Czasem książki trafiają do czytelnika zupełnym przypadkiem. Tak właśnie było z „Czerwonymi oleandrami” Grety Drawskiej, których lektury absolutnie nie planowałam, a które znalazły się u mnie pod wpływem impulsu. I wiecie co? Nie żałuję.
Powieść ta jest historią morderstwa, zaginięcia oraz zdrady… Jej główną bohaterką jest Weronika, która jeszcze do niedawna miała wszystko, o czym tylko mogła marzyć – przystojnego i dobrze zarabiającego męża, piękny dom oraz wspaniałą, utalentowaną artystycznie córkę.
Miała… gdyż jednego dnia straciła zarówno męża, jak i córkę – z tym, że tego pierwszego ktoś zamordował, a ta druga zniknęła bez śladu. Od tej chwili, z każdym kolejnym dniem, do Weroniki docierać będzie prawda o tym, iż dotąd żyła w bańce naiwności oraz niewiedzy, i że całe jej dotychczasowe życie to jedno wielkie kłamstwo… Czy uda jej się jednak odkryć, kto zamordował jej męża, a także co stało się z jej ukochaną córką?

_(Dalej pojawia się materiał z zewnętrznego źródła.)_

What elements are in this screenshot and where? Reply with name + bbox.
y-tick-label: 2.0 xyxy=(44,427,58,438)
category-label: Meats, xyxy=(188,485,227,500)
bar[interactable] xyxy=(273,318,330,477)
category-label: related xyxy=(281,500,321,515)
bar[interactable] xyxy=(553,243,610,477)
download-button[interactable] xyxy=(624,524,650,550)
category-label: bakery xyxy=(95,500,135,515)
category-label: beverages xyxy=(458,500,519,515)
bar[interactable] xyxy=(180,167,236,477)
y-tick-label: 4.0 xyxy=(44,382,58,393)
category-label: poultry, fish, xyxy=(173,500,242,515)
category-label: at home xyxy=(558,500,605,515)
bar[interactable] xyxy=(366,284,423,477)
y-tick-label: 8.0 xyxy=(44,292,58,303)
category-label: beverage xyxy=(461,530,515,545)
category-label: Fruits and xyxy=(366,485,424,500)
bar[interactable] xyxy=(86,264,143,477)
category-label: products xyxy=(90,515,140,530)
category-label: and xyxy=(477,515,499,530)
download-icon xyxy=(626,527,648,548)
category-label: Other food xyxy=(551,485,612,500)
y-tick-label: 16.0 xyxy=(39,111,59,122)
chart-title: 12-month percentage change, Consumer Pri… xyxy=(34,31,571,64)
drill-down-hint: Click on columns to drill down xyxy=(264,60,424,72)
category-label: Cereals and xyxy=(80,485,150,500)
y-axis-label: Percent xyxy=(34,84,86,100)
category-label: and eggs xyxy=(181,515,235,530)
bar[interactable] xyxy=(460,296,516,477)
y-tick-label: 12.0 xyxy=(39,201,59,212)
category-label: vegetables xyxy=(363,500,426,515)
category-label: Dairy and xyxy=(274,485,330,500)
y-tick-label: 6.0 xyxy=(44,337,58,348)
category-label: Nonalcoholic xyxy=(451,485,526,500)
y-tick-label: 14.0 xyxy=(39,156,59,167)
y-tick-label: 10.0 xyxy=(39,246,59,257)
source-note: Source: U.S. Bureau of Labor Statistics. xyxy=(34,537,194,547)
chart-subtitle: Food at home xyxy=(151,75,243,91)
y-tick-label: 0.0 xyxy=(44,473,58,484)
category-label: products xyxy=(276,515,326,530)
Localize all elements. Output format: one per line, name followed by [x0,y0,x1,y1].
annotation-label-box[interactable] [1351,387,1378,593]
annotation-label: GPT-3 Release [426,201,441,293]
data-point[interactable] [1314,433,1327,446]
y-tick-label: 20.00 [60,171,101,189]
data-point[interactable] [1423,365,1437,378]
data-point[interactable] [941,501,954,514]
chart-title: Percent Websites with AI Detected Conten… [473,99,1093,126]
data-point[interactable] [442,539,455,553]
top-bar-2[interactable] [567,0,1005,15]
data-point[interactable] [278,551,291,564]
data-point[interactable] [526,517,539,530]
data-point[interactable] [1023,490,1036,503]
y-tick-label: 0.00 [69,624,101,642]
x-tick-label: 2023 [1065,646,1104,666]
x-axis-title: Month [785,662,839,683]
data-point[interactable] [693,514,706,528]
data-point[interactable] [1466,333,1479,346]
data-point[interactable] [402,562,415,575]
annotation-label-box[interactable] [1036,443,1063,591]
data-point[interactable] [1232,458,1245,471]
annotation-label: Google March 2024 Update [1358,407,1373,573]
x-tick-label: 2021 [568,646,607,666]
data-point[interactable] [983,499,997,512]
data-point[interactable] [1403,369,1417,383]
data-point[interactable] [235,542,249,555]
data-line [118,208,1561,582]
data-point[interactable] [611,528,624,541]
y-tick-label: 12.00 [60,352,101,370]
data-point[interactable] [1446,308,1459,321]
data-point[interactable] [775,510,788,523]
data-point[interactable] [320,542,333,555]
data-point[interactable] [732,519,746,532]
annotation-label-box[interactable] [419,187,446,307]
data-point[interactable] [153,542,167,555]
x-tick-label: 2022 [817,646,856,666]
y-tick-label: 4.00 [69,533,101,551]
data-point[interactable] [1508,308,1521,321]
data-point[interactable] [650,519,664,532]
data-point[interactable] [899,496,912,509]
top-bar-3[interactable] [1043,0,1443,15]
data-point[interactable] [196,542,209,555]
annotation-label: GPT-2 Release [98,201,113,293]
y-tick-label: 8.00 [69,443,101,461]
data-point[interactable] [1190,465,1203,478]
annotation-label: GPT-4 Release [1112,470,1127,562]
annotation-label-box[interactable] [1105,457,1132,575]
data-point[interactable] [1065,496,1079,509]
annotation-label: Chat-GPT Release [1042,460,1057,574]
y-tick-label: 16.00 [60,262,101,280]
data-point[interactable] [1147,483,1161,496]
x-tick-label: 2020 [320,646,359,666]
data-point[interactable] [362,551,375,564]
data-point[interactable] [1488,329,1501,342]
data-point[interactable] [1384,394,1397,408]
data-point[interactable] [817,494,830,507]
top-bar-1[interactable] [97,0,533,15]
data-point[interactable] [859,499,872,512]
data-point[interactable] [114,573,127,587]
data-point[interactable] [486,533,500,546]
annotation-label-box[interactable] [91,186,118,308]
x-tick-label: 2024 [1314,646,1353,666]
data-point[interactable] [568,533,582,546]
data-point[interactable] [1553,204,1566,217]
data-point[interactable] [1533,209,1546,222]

„Czerwone oleandry” Grety Drawskiej są zgrabnie napisanym thrillerem, w którym nie brak emocji oraz napięcia, w i którym autorka co i rusz podrzuca mylne tropy sprawiając, że nieuważny czytelnik bądź taki, który nie sięga nałogowo po ten gatunek literacki, raz za razem gubić się będzie w domysłach odnośnie tego, co tak naprawdę wydarzyło się w dniu, który stał się początkiem koszmaru głównej bohaterki. Nie skupia się przy tym jednak jedynie na niej, lecz również pozwala spojrzeć czytelnikowi na pewne sprawy oczami dwojga pozostałych bohaterów całej tragedii – jej męża oraz córki, dzięki czemu otrzymuje on pełniejszy obraz całej historii.

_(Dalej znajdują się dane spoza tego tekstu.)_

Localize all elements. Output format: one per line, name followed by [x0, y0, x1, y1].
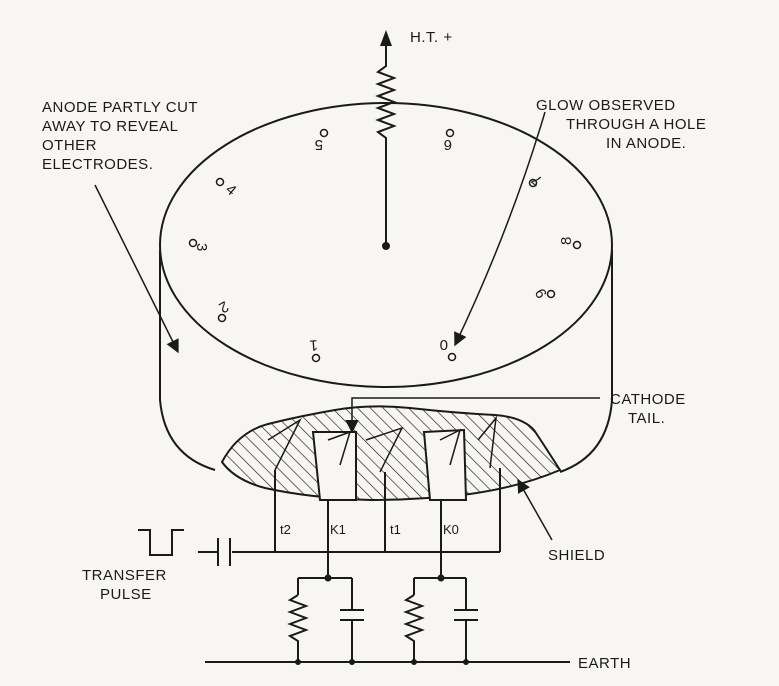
- digit-6: 6: [444, 136, 452, 153]
- transfer-pulse-input: [138, 529, 231, 566]
- cathode-pin-2: [217, 313, 227, 323]
- resistor-k0: [403, 594, 425, 662]
- digit-5: 5: [315, 136, 323, 153]
- svg-text:ELECTRODES.: ELECTRODES.: [42, 156, 153, 173]
- cathode-pin-4: [215, 177, 225, 187]
- svg-text:TAIL.: TAIL.: [628, 410, 665, 427]
- tube-body: [159, 102, 613, 473]
- digit-2: 2: [216, 297, 232, 316]
- cathode-tail-note: CATHODE TAIL.: [610, 391, 686, 427]
- cathode-pin-9: [546, 289, 556, 299]
- svg-text:AWAY TO REVEAL: AWAY TO REVEAL: [42, 118, 179, 135]
- k1-electrode: [311, 431, 357, 501]
- cathode-pin-0: [447, 352, 457, 362]
- earth-label: EARTH: [578, 655, 631, 672]
- digit-4: 4: [222, 181, 239, 199]
- k0-electrode: [422, 428, 468, 501]
- cathode-pin-5: [319, 128, 329, 138]
- ht-resistor: [375, 58, 397, 246]
- cutaway-region: [220, 405, 562, 502]
- electrode-label-t1: t1: [390, 522, 401, 537]
- ht-label: H.T. +: [410, 29, 453, 46]
- anode-note: ANODE PARTLY CUT AWAY TO REVEAL OTHER EL…: [42, 99, 198, 173]
- rc-network-k0: [403, 574, 478, 662]
- shield-label: SHIELD: [548, 547, 605, 564]
- svg-text:IN ANODE.: IN ANODE.: [606, 135, 686, 152]
- cathode-pin-1: [311, 353, 321, 363]
- svg-text:PULSE: PULSE: [100, 586, 152, 603]
- svg-text:TRANSFER: TRANSFER: [82, 567, 167, 584]
- digit-0: 0: [440, 336, 448, 353]
- k0-tail: [439, 428, 462, 466]
- t2-spike: [267, 417, 302, 471]
- electrode-label-t2: t2: [280, 522, 291, 537]
- digit-1: 1: [309, 336, 319, 354]
- svg-text:ANODE PARTLY CUT: ANODE PARTLY CUT: [42, 99, 198, 116]
- glow-note: GLOW OBSERVED THROUGH A HOLE IN ANODE.: [536, 97, 706, 152]
- transfer-pulse-note: TRANSFER PULSE: [82, 567, 167, 603]
- digit-8: 8: [558, 237, 575, 245]
- ht-arrow: [380, 30, 392, 46]
- tube-left-wall: [159, 250, 216, 471]
- spike-right: [477, 415, 498, 469]
- tube-right-wall: [559, 250, 613, 473]
- cathode-pin-8: [572, 240, 582, 250]
- pulse-waveform: [138, 529, 184, 556]
- glow-note-pointer: [454, 111, 546, 347]
- electrode-leads: [232, 468, 501, 578]
- t1-spike: [365, 426, 404, 473]
- cathode-pin-3: [188, 238, 198, 248]
- svg-text:CATHODE: CATHODE: [610, 391, 686, 408]
- electrode-label-k1: K1: [330, 522, 346, 537]
- svg-text:THROUGH A HOLE: THROUGH A HOLE: [566, 116, 706, 133]
- anode-dot: [382, 242, 390, 250]
- shield-pointer: [517, 478, 553, 541]
- cathode-tail-pointer: [345, 397, 600, 434]
- svg-text:GLOW OBSERVED: GLOW OBSERVED: [536, 97, 676, 114]
- electrode-labels: t2 K1 t1 K0: [280, 522, 459, 537]
- svg-text:OTHER: OTHER: [42, 137, 97, 154]
- digit-3: 3: [193, 243, 210, 251]
- electrode-label-k0: K0: [443, 522, 459, 537]
- anode-top-ellipse: [159, 102, 613, 388]
- anode-note-pointer: [94, 184, 179, 354]
- shield-hatched-area: [220, 405, 562, 502]
- cathode-pin-6: [445, 128, 455, 138]
- resistor-k1: [287, 594, 309, 662]
- cathode-pin-7: [528, 178, 538, 188]
- ht-lead: [375, 30, 397, 250]
- rc-network-k1: [287, 574, 364, 662]
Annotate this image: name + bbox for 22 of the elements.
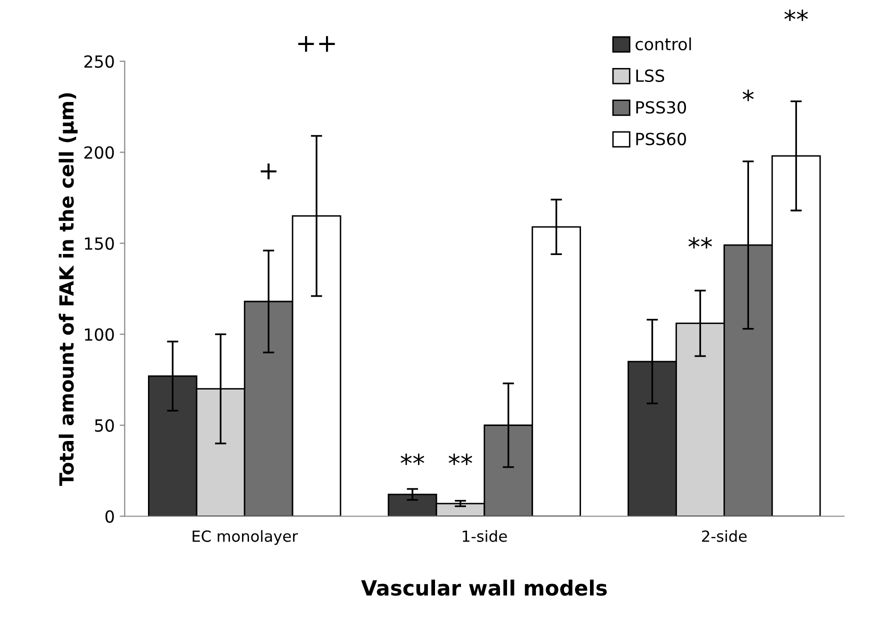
annotation: + xyxy=(260,164,276,180)
x-tick-label: EC monolayer xyxy=(192,530,298,545)
x-tick-label: 1-side xyxy=(462,530,507,542)
y-tick-label: 150 xyxy=(84,237,114,250)
annotation: ** xyxy=(448,454,472,466)
legend-label: PSS60 xyxy=(636,132,686,146)
text: ++ xyxy=(298,36,335,52)
annotation: ** xyxy=(688,237,712,248)
y-tick-label: 0 xyxy=(105,510,114,523)
annotation: ** xyxy=(400,454,424,466)
legend-label: control xyxy=(636,38,691,50)
annotation: * xyxy=(742,90,754,102)
y-tick-label: 50 xyxy=(95,419,114,432)
text: ** xyxy=(784,10,808,21)
y-tick-label: 100 xyxy=(84,328,114,341)
y-tick-label: 250 xyxy=(84,55,114,68)
y-axis-title: Total amount of FAK in the cell (μm) xyxy=(58,93,78,486)
legend-label: PSS30 xyxy=(636,101,686,114)
x-axis-title: Vascular wall models xyxy=(361,580,607,596)
y-tick-label: 200 xyxy=(84,146,114,159)
legend-label: LSS xyxy=(636,69,664,82)
x-tick-label: 2-side xyxy=(702,530,747,542)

Przyznam, że choć sama dość szybko odkryłam prawdę odnośnie tego, kto zabił męża Weroniki (od zawsze potrafiłam łączyć fakty), to jednak samo wyjaśnienie powodów, dlaczego musiał on zginąć, było dla mnie prawdziwym zaskoczeniem. Takiego obrotu spraw doprawdy trudno byłoby się domyślić! Podobnie w temacie córki – pewne rzeczy można było przewidzieć, jednakże rozwiązanie zagadki? – znów iście osobliwe.
Greta Drawska dała się poznać już czytelnikom jako autorka kryminałów i thrillerów. Poza „Czerwonymi oleandrami” ma w swoim literackim dorobku jeszcze inny thriller zatytułowany „Mroczne miejsca”, a także serię kryminalną (póki co – trzytomową) pt. „Wanda Just i Piotr Dereń”. Nie miałam wcześniej styczności z jej twórczością, a teraz, będąc po lekturze „Czerwonych oleandrów”, wiem, że to był błąd i że będę chciała nadrobić pozostałe dzieła autorki. Wam tym czasem gorąco polecam „Czerwone oleandry” – historię morderstwa, zaginięcia oraz zdrady, po którą naprawdę warto sięgnąć.
Podobało Ci się? Możesz mnie wspierać ?
Tytuł: Czerwone oleandry
Autor: Greta Drawska
Wydawnictwo: Prószyński i S-ka
Rok wydania: 06/06/2023
Oprawa: miękka ze skrzydełkami
Liczba stron: 328
ISBN: 978-83-8295-384-8
Gatunek: thriller
Opisywana książka jest egzemplarzem recenzenckim.
Wydawnictwo nie miało wpływu na moją ocenę i treść recenzji.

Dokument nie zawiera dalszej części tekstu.